Decrease in neuron size in docosahexaenoic acid-deficient brain

Abstract

Docosahexaenoic acid is an important fatty acid for neuronal function because its deficiency leads to many behavioral and functional deficits. In a previous study, we reported that docosahexaenoic acid deficiency caused a reduction in the size of neurons of the CA1 region in the hippocampus. To extend these results to other regions of the brain, the present study entailed a morphologic analysis of neuronal size in hippocampus, hypothalamus, piriform cortex, and parietal cortex in rats that were raised on docosahexaenoic acid-deficient and supplemented diets for three generations. Neuron size in these regions was measured both at weaning (21 days) and maturity (68 days), and docosahexaenoic acid content in the brain was measured on a separate set of sibling rats using fatty acid analysis. Neuron size in hippocampus, hypothalamus, and parietal cortex decreased in weanling and in piriform cortex in mature rats raised on the docosahexaenoic acid-deficient diet. The brains of these rats exhibited a nearly 90% decrease of docosahexaenoic acid. Decrease of neuron size has been linked to a loss of optimal function in neurons. In the United States, human infant-milk formulas use vegetable oils as fat sources that lack docosahexaenoic acid. If docosahexaenoic acid deficiency reduces neuron size, then human infants raised on these formulas may also have smaller neurons relative to breast-fed infants.

Introduction

Docosahexaenoic acid (DHA, 22:6n-3) is a major component of membrane phospholipids in nerve cells [1], [2], [3], [4]. DHA rapidly accumulates in the brain through in utero nutrition, mother’s milk, and diet during perinatal and early postnatal life [5], [6], [7]. When n-3 fatty acid-deficient diets are fed to animals for two to three generations, a marked decrease in nervous system DHA results [8], [9], [10], [11], [12]. Loss of brain DHA results in the loss of many sensory, behavioral, and cognitive functions both in animals and humans. These include loss in visual sensitivity [10], [13], [14], visual acuity [15], [16], [17], visual attention and visual recognition memory [18], dark adaptation responses [19], two-odor discriminations [20], [21], and spatial navigation memory [12], [20], [22], [23], [24], [25]. Supplementation of DHA is known to slowly restore the levels of brain docosahexaenoic acid in animals that were previously raised on DHA-deficient diets [26], [27], [28], [29]. DHA-repleted animals can recover from deficits in spatial tasks [29]; however, electroretinographic parameters and mean arterial blood pressure do not normalize even after DHA is repleted [30], [31].

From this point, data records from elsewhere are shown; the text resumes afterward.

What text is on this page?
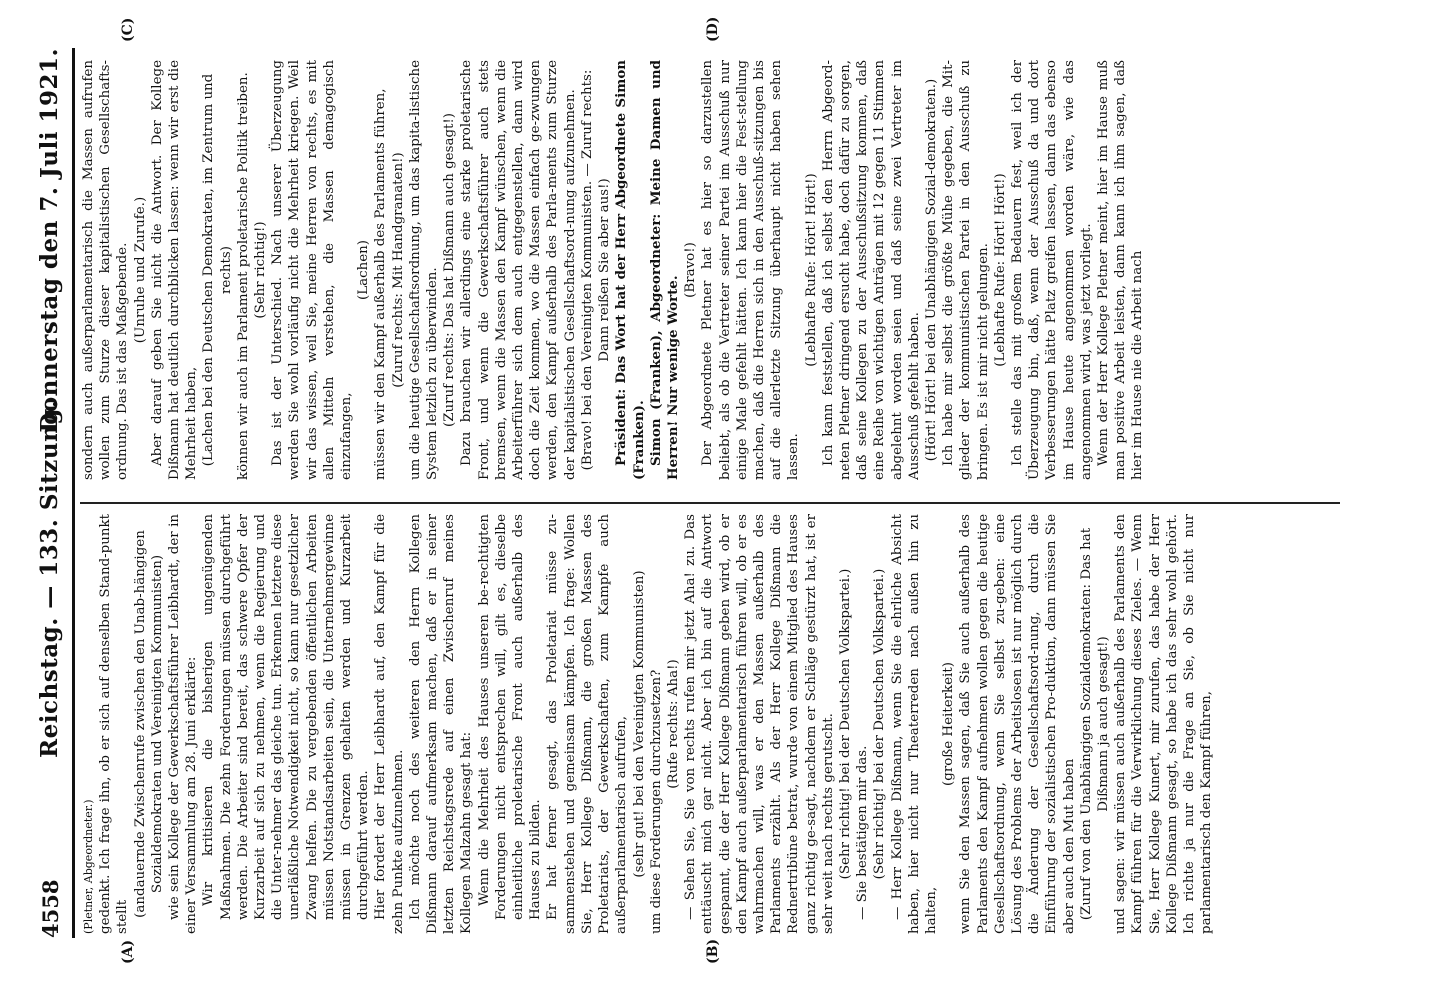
4558
Reichstag. — 133. Sitzung.
Donnerstag den 7. Juli 1921.
(A)	(B)
(C)	(D)

(Pletner, Abgeordneter.) gedenkt. Ich frage ihn, ob er sich auf denselben Stand-punkt stellt (andauernde Zwischenrufe zwischen den Unab-hängigen Sozialdemokraten und Vereinigten Kommunisten) wie sein Kollege der Gewerkschaftsführer Leibhardt, der in einer Versammlung am 28. Juni erklärte: Wir kritisieren die bisherigen ungenügenden Maßnahmen. Die zehn Forderungen müssen durchgeführt werden. Die Arbeiter sind bereit, das schwere Opfer der Kurzarbeit auf sich zu nehmen, wenn die Regierung und die Unter-nehmer das gleiche tun. Erkennen letztere diese unerläßliche Notwendigkeit nicht, so kann nur gesetzlicher Zwang helfen. Die zu vergebenden öffentlichen Arbeiten müssen Notstandsarbeiten sein, die Unternehmergewinne müssen in Grenzen gehalten werden und Kurzarbeit durchgeführt werden. Hier fordert der Herr Leibhardt auf, den Kampf für die zehn Punkte aufzunehmen. Ich möchte noch des weiteren den Herrn Kollegen Dißmann darauf aufmerksam machen, daß er in seiner letzten Reichstagsrede auf einen Zwischenruf meines Kollegen Malzahn gesagt hat: Wenn die Mehrheit des Hauses unseren be-rechtigten Forderungen nicht entsprechen will, gilt es, dieselbe einheitliche proletarische Front auch außerhalb des Hauses zu bilden. Er hat ferner gesagt, das Proletariat müsse zu-sammenstehen und gemeinsam kämpfen. Ich frage: Wollen Sie, Herr Kollege Dißmann, die großen Massen des Proletariats, der Gewerkschaften, zum Kampfe auch außerparlamentarisch aufrufen, (sehr gut! bei den Vereinigten Kommunisten) um diese Forderungen durchzusetzen? (Rufe rechts: Aha!) — Sehen Sie, Sie von rechts rufen mir jetzt Aha! zu. Das enttäuscht mich gar nicht. Aber ich bin auf die Antwort gespannt, die der Herr Kollege Dißmann geben wird, ob er den Kampf auch außerparlamentarisch führen will, ob er es wahrmachen will, was er den Massen außerhalb des Parlaments erzählt. Als der Herr Kollege Dißmann die Rednertribüne betrat, wurde von einem Mitglied des Hauses ganz richtig ge-sagt, nachdem er Schläge gestürzt hat, ist er sehr weit nach rechts gerutscht. (Sehr richtig! bei der Deutschen Volkspartei.) — Sie bestätigen mir das. (Sehr richtig! bei der Deutschen Volkspartei.) — Herr Kollege Dißmann, wenn Sie die ehrliche Absicht haben, hier nicht nur Theaterreden nach außen hin zu halten,

(große Heiterkeit) wenn Sie den Massen sagen, daß Sie auch außerhalb des Parlaments den Kampf aufnehmen wollen gegen die heutige Gesellschaftsordnung, wenn Sie selbst zu-geben: eine Lösung des Problems der Arbeitslosen ist nur möglich durch die Änderung der Gesellschaftsord-nung, durch die Einführung der sozialistischen Pro-duktion, dann müssen Sie aber auch den Mut haben (Zuruf von den Unabhängigen Sozialdemokraten: Das hat Dißmann ja auch gesagt!) und sagen: wir müssen auch außerhalb des Parlaments den Kampf führen für die Verwirklichung dieses Zieles. — Wenn Sie, Herr Kollege Kunert, mir zurufen, das habe der Herr Kollege Dißmann gesagt, so habe ich das sehr wohl gehört. Ich richte ja nur die Frage an Sie, ob Sie nicht nur parlamentarisch den Kampf führen,

sondern auch außerparlamentarisch die Massen aufrufen wollen zum Sturze dieser kapitalistischen Gesellschafts-ordnung. Das ist das Maßgebende. (Unruhe und Zurufe.) Aber darauf geben Sie nicht die Antwort. Der Kollege Dißmann hat deutlich durchblicken lassen: wenn wir erst die Mehrheit haben, (Lachen bei den Deutschen Demokraten, im Zentrum und rechts) können wir auch im Parlament proletarische Politik treiben. (Sehr richtig!) Das ist der Unterschied. Nach unserer Überzeugung werden Sie wohl vorläufig nicht die Mehrheit kriegen. Weil wir das wissen, weil Sie, meine Herren von rechts, es mit allen Mitteln verstehen, die Massen demagogisch einzufangen,

(Lachen) müssen wir den Kampf außerhalb des Parlaments führen, (Zuruf rechts: Mit Handgranaten!) um die heutige Gesellschaftsordnung, um das kapita-listische System letzlich zu überwinden. (Zuruf rechts: Das hat Dißmann auch gesagt!) Dazu brauchen wir allerdings eine starke proletarische Front, und wenn die Gewerkschaftsführer auch stets bremsen, wenn die Massen den Kampf wünschen, wenn die Arbeiterführer sich dem auch entgegenstellen, dann wird doch die Zeit kommen, wo die Massen einfach ge-zwungen werden, den Kampf außerhalb des Parla-ments zum Sturze der kapitalistischen Gesellschaftsord-nung aufzunehmen. (Bravo! bei den Vereinigten Kommunisten. — Zuruf rechts: Dann reißen Sie aber aus!) Präsident: Das Wort hat der Herr Abgeordnete Simon (Franken). Simon (Franken), Abgeordneter: Meine Damen und Herren! Nur wenige Worte.

(Bravo!) Der Abgeordnete Pletner hat es hier so darzustellen beliebt, als ob die Vertreter seiner Partei im Ausschuß nur einige Male gefehlt hätten. Ich kann hier die Fest-stellung machen, daß die Herren sich in den Ausschuß-sitzungen bis auf die allerletzte Sitzung überhaupt nicht haben sehen lassen.

(Lebhafte Rufe: Hört! Hört!) Ich kann feststellen, daß ich selbst den Herrn Abgeord-neten Pletner dringend ersucht habe, doch dafür zu sorgen, daß seine Kollegen zu der Ausschußsitzung kommen, daß eine Reihe von wichtigen Anträgen mit 12 gegen 11 Stimmen abgelehnt worden seien und daß seine zwei Vertreter im Ausschuß gefehlt haben. (Hört! Hört! bei den Unabhängigen Sozial-demokraten.) Ich habe mir selbst die größte Mühe gegeben, die Mit-glieder der kommunistischen Partei in den Ausschuß zu bringen. Es ist mir nicht gelungen. (Lebhafte Rufe: Hört! Hört!) Ich stelle das mit großem Bedauern fest, weil ich der Überzeugung bin, daß, wenn der Ausschuß da und dort Verbesserungen hätte Platz greifen lassen, dann das ebenso im Hause heute angenommen worden wäre, wie das angenommen wird, was jetzt vorliegt. Wenn der Herr Kollege Pletner meint, hier im Hause muß man positive Arbeit leisten, dann kann ich ihm sagen, daß hier im Hause nie die Arbeit nach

The present understanding of the impact of a loss of brain DHA on brain anatomy and morphology is minimal. Apart from two previous morphometric studies involving DHA-deficient hippocampus [32] and DHA-supplemented cortical neurons in culture [33], insights into morphologic changes in the DHA-deficient brain comes from ultrastructural studies in which synaptic vesicle number [34], [35] or receptor density [36] were analyzed after n-3 deficiency. Our previous study also examined a number of other morphologic parameters in the hippocampus, including layer volume, density, and neuron number. Although no differences were detected in these parameters [32], further studies with larger sample sizes are required to demonstrate that conclusively.

This study was conducted to investigate whether changes in the neuronal size were limited to the hippocampus or were a more general feature of brain. To address this question, the hippocampus, hypothalamus, piriform cortex (endopiriform cortex), and parietal cortex were selected for neuron size analysis. In addition, the number of animals in both DHA-deficient and -supplemented diets were increased so that statistical power is augmented relative to the initial study.